How are the scores computed for benchmarks?
To generate the benchmarks, we rely on three main components:
- A base model sourced from the Azure AI model catalogue.
- Publicly available datasets.
- Metric scores for evaluation.
The benchmark results are sourced from public datasets that are widely utilised for evaluating language models. These datasets are typically hosted on GitHub repositories, overseen by the creators or caretakers of the data. Azure AI evaluation pipelines retrieve the data directly from its original sources, extract prompts from each example row, generate model responses, and then calculate accuracy metrics that are relevant to the task at hand. This meticulous process ensures that the benchmark results are accurate and reliable, providing users with valuable insights into the performance of different AI models.
Prompt construction follows the guidelines set out by the dataset’s introduction paper and industry standards. Generally, prompts consist of various examples of complete questions and answers, known as “shots,” to help the model understand the task better. These shots are formed by selecting questions and answers from a subset of the data reserved for evaluation. This method ensures that the prompts adequately prepare the model and contribute to accurate evaluations, resulting in more dependable benchmark results.
Display options available in the model benchmarks
These benchmarks offer both a list view and a dashboard view of the data for convenient comparison, along with informative details explaining the significance of the calculated metrics:
- Model name, description, version, and aggregate scores.
- Benchmark datasets (such as AGIEval) and tasks (such as question answering) that were used to evaluate the model.
- Model scores per dataset.
Additionally, you have the option to filter the list view based on model name, dataset, and task.

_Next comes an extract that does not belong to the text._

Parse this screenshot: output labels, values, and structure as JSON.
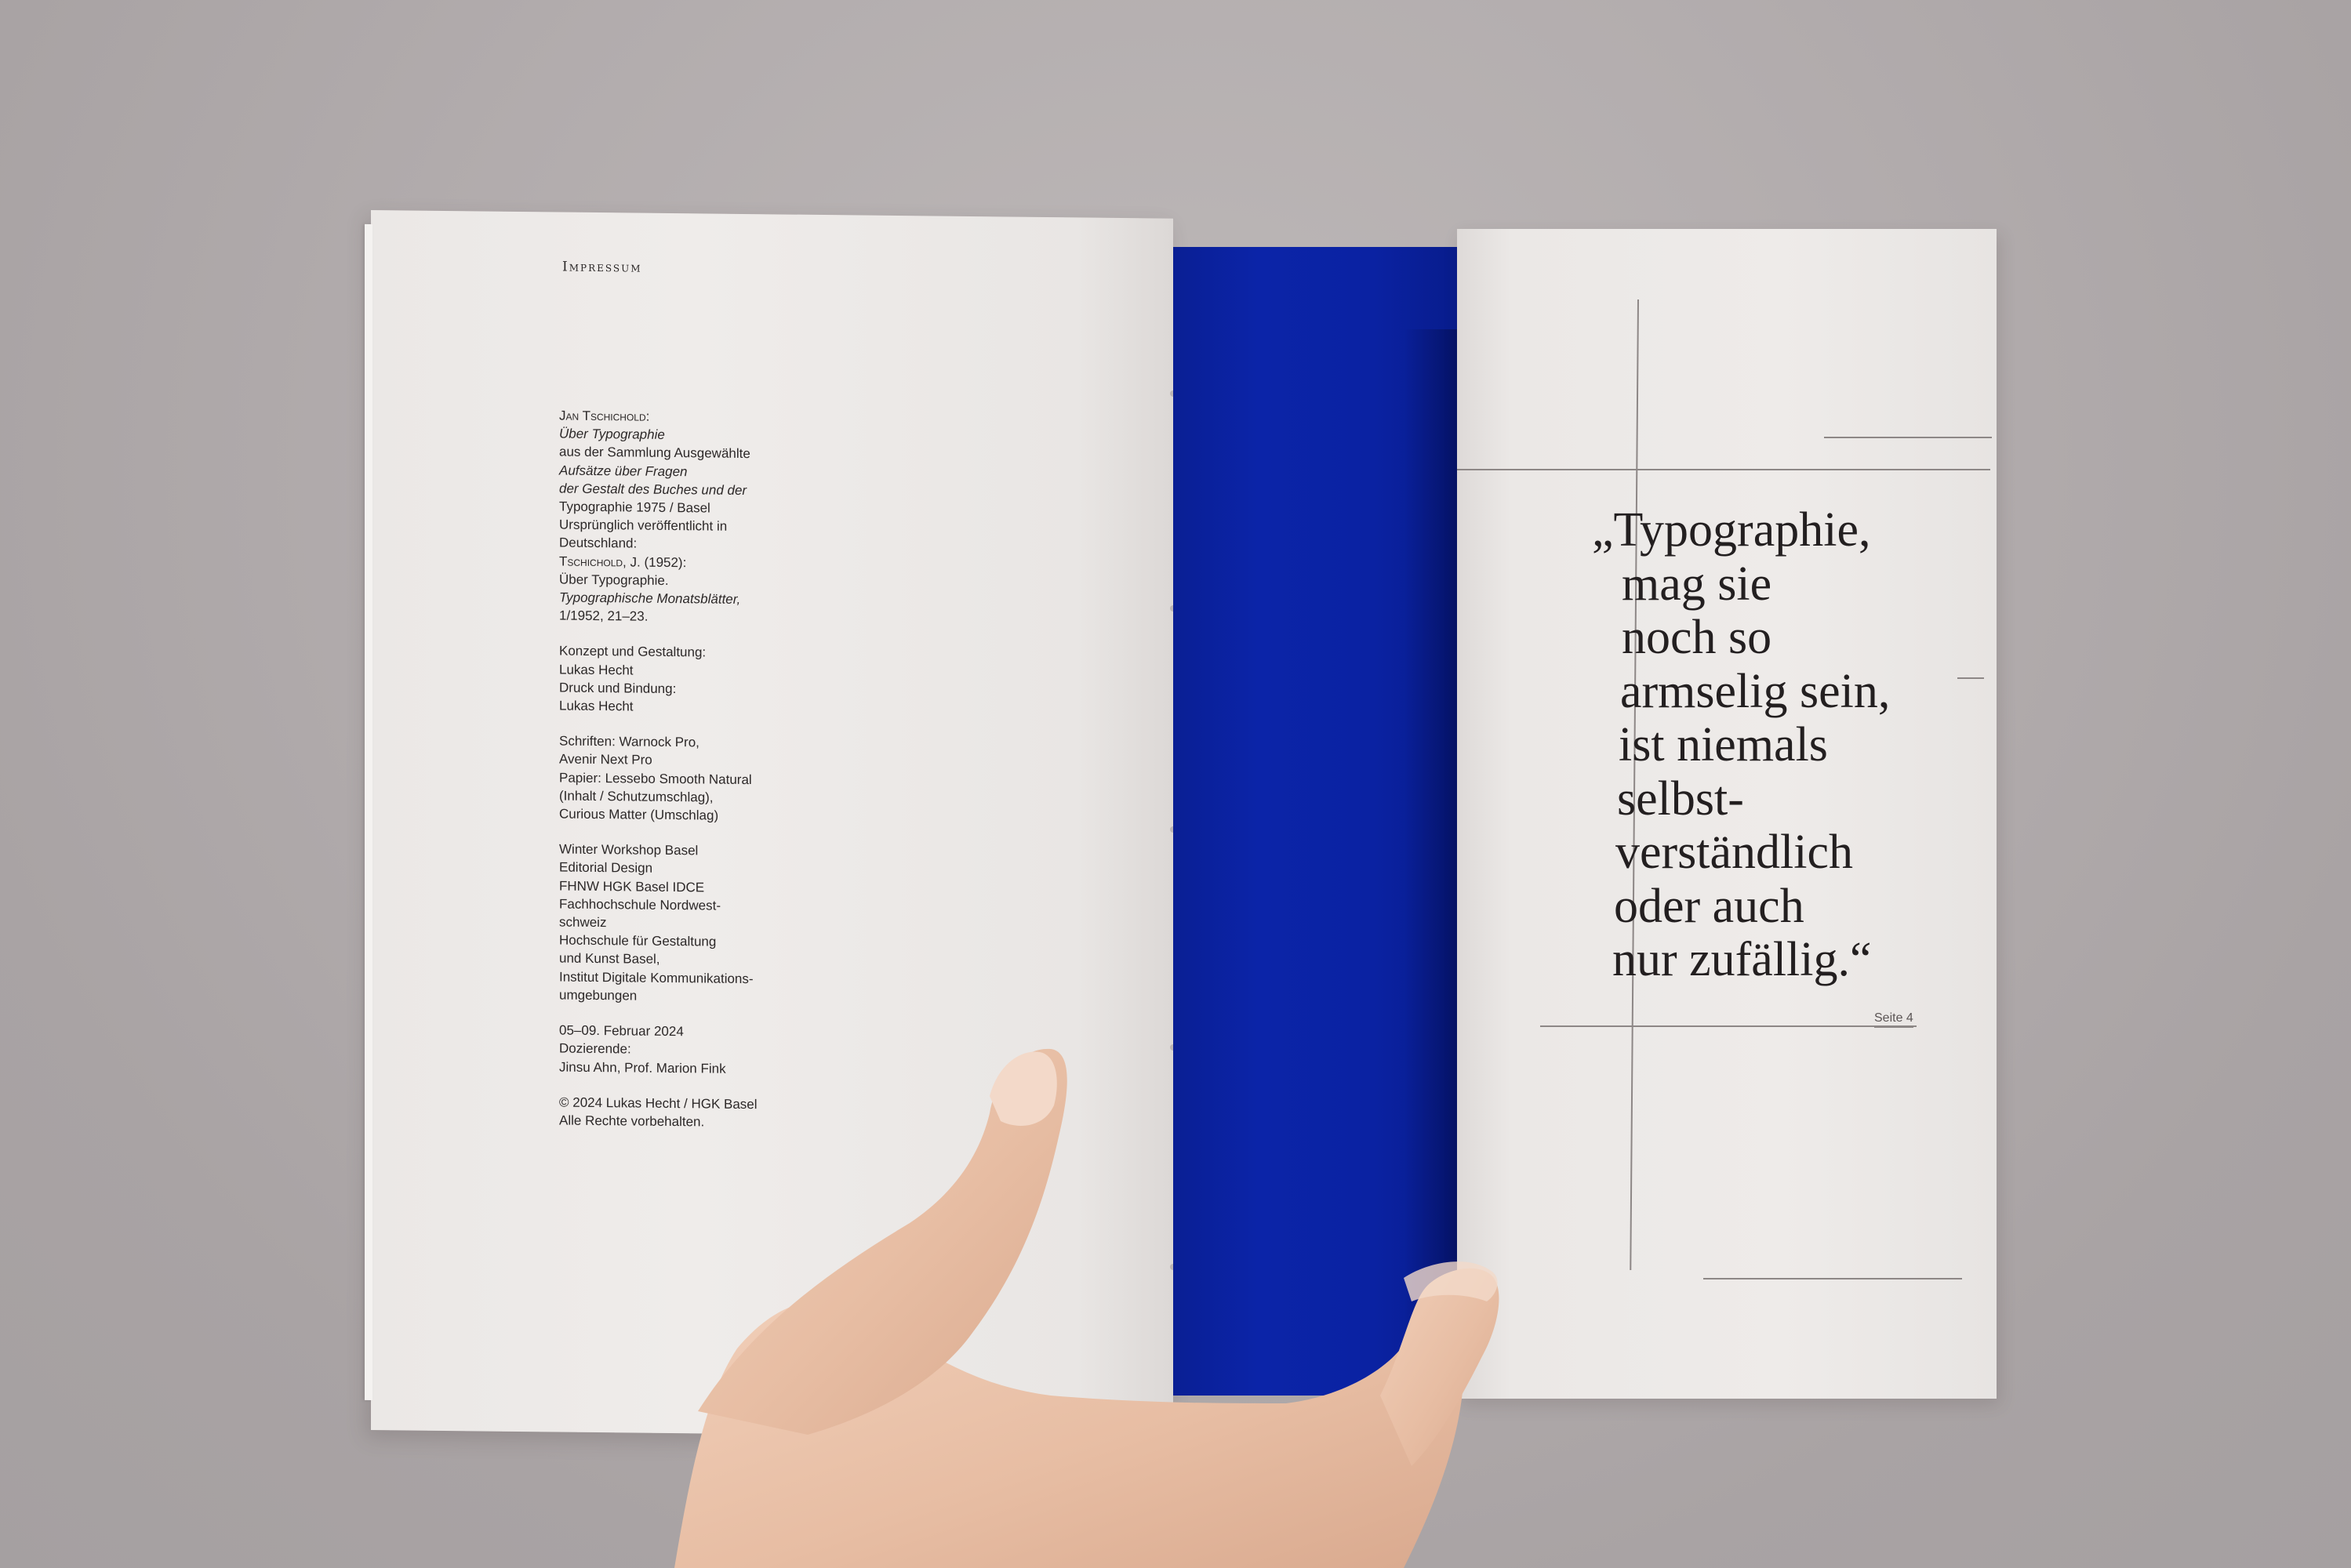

The dashboard view enables you to compare the performance scores of multiple models across different datasets and tasks. You can visually assess models side by side (horizontally along the x-axis) and compare their scores (vertically along the y-axis) for each metric.
To switch to the dashboard view from the list view, simply follow these steps:
1.Choose the models you want to compare.
2.Click on “Switch to dashboard view” located on the right side of the page.
What metrics do we compute?
Within the model benchmarks experience, we primarily calculate accuracy scores. These accuracy scores are provided at both the dataset (or task) level and the model level. At the dataset level, the score represents the average accuracy metric computed across all examples within the dataset. The accuracy metric utilised is typically an exact-match, except for the HumanEval dataset, which employs a pass@1 metric. Exact match involves comparing the model’s generated text with the correct answer according to the dataset, reporting a score of one if the generated text matches the answer exactly, and zero otherwise. Pass@1 measures the proportion of model solutions that successfully pass a predefined set of unit tests in a code generation task. At the model level, the accuracy score is derived from the average dataset-level accuracies for each model.
Conclusion
Model Benchmarks in Azure AI Studio provide valuable insights and comparisons for evaluating the performance of different AI models. This feature enables users to make informed decisions when selecting models for their specific tasks, enhancing the efficiency and effectiveness of AI implementation. With access to comprehensive benchmarking data, businesses can optimise their AI solutions and drive better outcomes in various domains.